Julian Nagelsmann has refused to walk away after Germany’s shock World Cup exit to Paraguay, but his future now sits where the real pressure is: with the German Football Association.
Germany were beaten 4-3 on penalties after a 1-1 draw, crashing out in the round of 32 and extending a painful tournament decline for one of football’s biggest nations.
For Nagelsmann, the defeat has turned a failed campaign into a direct test of authority.
The 38-year-old said he still wants to continue if the DFB wants him, insisting he is not the type to run from responsibility after failure. But desire is no longer enough. Germany’s latest collapse has made his job a federation decision, not a personal declaration.
That is where the crisis now lives.
Germany arrived at the tournament hoping to repair the damage of recent World Cup failures and restore the weight that once followed their name. Instead, the four-time champions were stopped by a Paraguay side that turned organisation, belief and penalty nerve into one of the tournament’s biggest shocks.
The pain was sharpened by the manner of defeat.
Germany have long been associated with penalty control. Against Paraguay, that reputation broke.
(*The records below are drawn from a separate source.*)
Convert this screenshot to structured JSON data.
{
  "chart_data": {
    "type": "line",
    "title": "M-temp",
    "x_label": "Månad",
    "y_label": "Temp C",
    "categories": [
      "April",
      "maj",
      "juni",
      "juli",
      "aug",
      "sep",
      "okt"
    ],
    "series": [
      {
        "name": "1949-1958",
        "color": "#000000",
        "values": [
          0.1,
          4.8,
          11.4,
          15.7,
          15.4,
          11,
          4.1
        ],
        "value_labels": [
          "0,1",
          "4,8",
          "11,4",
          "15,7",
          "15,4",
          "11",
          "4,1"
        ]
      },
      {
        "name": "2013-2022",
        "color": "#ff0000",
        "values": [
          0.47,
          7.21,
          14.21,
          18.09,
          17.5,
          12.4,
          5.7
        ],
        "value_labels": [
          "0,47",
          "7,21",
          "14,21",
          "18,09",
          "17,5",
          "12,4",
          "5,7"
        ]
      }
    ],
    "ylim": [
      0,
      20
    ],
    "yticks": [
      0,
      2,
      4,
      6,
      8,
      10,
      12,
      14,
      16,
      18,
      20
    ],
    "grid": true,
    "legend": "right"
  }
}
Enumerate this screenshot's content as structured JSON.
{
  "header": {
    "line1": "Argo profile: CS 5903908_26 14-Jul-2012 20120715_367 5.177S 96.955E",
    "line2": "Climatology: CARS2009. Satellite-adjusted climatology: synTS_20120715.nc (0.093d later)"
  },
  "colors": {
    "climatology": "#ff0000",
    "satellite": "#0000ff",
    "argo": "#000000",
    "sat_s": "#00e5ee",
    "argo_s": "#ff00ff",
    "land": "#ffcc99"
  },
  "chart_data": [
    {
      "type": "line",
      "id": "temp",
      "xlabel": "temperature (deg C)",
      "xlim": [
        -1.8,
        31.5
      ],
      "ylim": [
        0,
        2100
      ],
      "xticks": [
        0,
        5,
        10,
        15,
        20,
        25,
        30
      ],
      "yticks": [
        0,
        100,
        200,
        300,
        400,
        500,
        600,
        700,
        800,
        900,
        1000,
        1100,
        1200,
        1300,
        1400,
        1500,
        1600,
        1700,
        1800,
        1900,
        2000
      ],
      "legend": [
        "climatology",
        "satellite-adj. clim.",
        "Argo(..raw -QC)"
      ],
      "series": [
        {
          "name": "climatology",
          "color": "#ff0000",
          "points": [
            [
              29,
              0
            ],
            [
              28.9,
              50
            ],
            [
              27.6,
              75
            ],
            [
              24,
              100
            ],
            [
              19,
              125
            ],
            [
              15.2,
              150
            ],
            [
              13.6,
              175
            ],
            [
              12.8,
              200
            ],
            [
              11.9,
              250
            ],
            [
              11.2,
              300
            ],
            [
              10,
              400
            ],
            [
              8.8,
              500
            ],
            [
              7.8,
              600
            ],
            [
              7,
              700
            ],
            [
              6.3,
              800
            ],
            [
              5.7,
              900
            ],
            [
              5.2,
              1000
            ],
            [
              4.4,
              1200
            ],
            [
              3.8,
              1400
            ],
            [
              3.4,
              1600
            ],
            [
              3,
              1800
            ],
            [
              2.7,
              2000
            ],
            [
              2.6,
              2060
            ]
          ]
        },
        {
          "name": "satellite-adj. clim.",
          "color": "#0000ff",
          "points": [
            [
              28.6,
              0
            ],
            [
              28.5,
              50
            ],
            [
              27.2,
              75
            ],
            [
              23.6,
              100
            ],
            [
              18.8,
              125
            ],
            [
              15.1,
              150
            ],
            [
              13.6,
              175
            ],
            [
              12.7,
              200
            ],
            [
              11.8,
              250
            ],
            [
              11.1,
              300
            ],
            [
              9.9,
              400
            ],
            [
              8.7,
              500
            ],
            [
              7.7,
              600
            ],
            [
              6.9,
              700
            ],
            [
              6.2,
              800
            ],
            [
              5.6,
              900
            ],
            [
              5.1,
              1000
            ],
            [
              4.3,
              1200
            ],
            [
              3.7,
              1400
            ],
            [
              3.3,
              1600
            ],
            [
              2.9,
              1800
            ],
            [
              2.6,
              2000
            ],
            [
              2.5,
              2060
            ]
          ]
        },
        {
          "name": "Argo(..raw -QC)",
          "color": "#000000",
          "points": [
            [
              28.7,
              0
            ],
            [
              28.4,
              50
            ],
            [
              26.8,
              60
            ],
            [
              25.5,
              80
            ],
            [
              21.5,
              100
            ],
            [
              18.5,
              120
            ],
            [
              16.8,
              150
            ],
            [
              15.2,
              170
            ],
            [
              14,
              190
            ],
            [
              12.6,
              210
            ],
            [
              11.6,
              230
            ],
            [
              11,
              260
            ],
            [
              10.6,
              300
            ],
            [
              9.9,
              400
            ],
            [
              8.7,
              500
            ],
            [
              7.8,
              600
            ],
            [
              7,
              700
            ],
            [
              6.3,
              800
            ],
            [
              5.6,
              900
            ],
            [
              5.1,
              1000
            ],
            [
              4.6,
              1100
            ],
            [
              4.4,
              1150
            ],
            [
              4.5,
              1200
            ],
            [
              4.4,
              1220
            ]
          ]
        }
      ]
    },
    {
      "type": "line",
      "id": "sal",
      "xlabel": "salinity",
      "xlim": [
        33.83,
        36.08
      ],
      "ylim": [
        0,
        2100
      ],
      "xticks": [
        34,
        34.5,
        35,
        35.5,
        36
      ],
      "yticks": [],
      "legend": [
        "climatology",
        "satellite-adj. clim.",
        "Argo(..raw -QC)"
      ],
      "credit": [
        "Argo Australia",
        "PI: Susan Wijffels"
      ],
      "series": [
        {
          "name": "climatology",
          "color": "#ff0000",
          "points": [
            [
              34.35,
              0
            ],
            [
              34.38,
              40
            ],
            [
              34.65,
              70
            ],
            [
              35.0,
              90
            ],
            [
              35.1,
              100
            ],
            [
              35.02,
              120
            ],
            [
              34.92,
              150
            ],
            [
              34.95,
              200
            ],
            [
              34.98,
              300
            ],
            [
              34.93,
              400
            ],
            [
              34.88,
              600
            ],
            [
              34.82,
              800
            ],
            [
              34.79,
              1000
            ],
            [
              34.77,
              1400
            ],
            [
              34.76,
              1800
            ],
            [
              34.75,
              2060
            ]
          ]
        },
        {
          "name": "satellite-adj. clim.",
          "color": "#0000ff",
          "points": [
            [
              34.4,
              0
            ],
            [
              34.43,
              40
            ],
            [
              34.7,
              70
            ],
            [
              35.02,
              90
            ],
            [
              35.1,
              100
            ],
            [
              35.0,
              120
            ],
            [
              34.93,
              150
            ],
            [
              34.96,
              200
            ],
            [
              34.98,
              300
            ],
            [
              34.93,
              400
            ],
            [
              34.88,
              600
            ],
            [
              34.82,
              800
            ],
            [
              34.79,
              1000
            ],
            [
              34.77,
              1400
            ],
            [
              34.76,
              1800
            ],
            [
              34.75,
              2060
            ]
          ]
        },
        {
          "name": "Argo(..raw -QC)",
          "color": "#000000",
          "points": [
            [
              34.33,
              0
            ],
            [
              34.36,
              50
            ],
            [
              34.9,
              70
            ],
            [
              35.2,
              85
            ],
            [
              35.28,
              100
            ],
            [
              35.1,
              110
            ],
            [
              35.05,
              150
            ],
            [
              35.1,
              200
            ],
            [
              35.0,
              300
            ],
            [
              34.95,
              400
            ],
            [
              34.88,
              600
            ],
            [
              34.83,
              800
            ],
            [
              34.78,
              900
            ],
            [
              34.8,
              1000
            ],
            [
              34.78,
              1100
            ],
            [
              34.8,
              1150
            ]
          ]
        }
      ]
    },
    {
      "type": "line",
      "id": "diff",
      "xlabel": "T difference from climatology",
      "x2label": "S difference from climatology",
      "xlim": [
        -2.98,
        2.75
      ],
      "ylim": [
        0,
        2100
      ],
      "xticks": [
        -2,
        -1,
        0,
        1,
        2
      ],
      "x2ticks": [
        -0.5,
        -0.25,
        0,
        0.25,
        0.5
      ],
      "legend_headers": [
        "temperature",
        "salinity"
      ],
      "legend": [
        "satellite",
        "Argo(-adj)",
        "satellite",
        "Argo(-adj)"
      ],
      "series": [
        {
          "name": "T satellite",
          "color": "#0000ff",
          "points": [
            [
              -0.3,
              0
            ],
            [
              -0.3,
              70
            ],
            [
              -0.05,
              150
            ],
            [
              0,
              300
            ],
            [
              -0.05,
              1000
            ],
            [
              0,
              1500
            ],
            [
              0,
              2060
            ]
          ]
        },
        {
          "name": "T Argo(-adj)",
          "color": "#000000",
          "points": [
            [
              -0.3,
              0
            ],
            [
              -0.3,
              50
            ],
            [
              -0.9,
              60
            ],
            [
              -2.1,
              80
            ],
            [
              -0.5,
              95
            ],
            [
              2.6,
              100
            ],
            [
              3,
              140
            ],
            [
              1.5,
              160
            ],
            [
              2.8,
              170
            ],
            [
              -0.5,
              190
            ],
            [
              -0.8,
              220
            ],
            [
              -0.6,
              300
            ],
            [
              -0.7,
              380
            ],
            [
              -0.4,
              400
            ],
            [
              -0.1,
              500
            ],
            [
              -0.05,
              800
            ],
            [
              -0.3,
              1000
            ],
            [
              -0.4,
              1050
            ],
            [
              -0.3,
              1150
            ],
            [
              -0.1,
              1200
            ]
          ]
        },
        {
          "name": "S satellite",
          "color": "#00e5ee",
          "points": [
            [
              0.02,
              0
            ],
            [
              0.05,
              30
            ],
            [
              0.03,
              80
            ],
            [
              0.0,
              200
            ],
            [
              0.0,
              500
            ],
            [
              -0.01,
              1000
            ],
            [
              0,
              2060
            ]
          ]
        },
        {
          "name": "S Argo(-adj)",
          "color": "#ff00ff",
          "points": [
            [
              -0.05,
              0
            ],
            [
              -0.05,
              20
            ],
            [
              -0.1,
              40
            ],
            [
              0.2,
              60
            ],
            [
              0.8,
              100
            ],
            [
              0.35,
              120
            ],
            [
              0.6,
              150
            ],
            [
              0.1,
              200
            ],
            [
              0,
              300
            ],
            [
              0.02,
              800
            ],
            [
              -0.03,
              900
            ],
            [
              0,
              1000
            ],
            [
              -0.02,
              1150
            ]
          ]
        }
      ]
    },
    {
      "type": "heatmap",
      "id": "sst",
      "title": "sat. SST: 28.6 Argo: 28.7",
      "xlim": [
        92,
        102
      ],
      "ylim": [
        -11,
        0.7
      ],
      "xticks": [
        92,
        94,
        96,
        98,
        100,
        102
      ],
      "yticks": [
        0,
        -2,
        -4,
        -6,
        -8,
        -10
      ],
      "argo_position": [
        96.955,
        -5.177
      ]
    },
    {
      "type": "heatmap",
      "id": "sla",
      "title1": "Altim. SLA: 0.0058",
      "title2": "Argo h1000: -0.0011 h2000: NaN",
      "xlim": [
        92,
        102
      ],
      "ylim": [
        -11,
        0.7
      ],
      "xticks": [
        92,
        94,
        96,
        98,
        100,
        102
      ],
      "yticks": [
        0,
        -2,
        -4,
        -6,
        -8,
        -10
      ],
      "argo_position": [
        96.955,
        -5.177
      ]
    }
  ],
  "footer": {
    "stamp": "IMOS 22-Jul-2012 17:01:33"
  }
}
Kai Havertz, Nick Woltemade and Jonathan Tah all failed from the spot, leaving German fans stunned and Paraguay celebrating a historic passage into the next round.

Nagelsmann Wants Time
Nagelsmann’s message after the defeat was direct.
He wants to continue.
According to the uploaded Reuters-style report, the Germany coach said he was ready if the DFB still wanted him and stressed that he was “not someone who runs away.”
That line gives him a position. It does not give him protection.
Germany have not reached a major tournament final since winning the 2014 World Cup. Group-stage exits in 2018 and 2022 damaged the old aura. Now this early knockout defeat has reopened the deeper question around the national team.
Is Nagelsmann still the coach to rebuild Germany, or has his first World Cup exposed the limits of the project?
Before the tournament, he had spoken boldly about restoring Germany’s international standing and pushing for a fifth world title. The result has made that ambition look exposed.
Germany did not leave the tournament looking like a side close to control.
They left looking vulnerable, tense and short of the ruthlessness their history demands.
DFB Must Decide If Continuity Still Makes Sense
The DFB now faces the uncomfortable part.
Sacking Nagelsmann would signal a clean break after another failure, but it could also deepen the cycle of resets that has followed Germany since their 2014 peak.
Keeping him would protect continuity, but only if the federation believes the project still has a credible path forward.
That is the balance.
Germany do not just need a coach who wants to stay. They need a reason to believe the next phase will not repeat the last one.
Nagelsmann can argue that one shootout should not define the entire direction of the national team. That argument has weight. Penalties can distort judgment.
But Germany’s problem is bigger than one night.
The Paraguay defeat sits inside a longer pattern of tournament disappointment, public doubt and declining fear factor. The old German certainty has faded. The next decision must be about how to get it back.
Paraguay Defeat Leaves Germany Exposed
Paraguay’s victory has become a national celebration.
For Germany, it has become another mirror.
The result was not just about missed penalties or a difficult knockout match. It showed how far Germany still appear from the control, authority and tournament steel that once made them the team nobody wanted to face.
Nagelsmann may not be running away.
But the DFB cannot avoid the question now.
After another World Cup failure, continuity is not comfort. It is a decision that must be justified.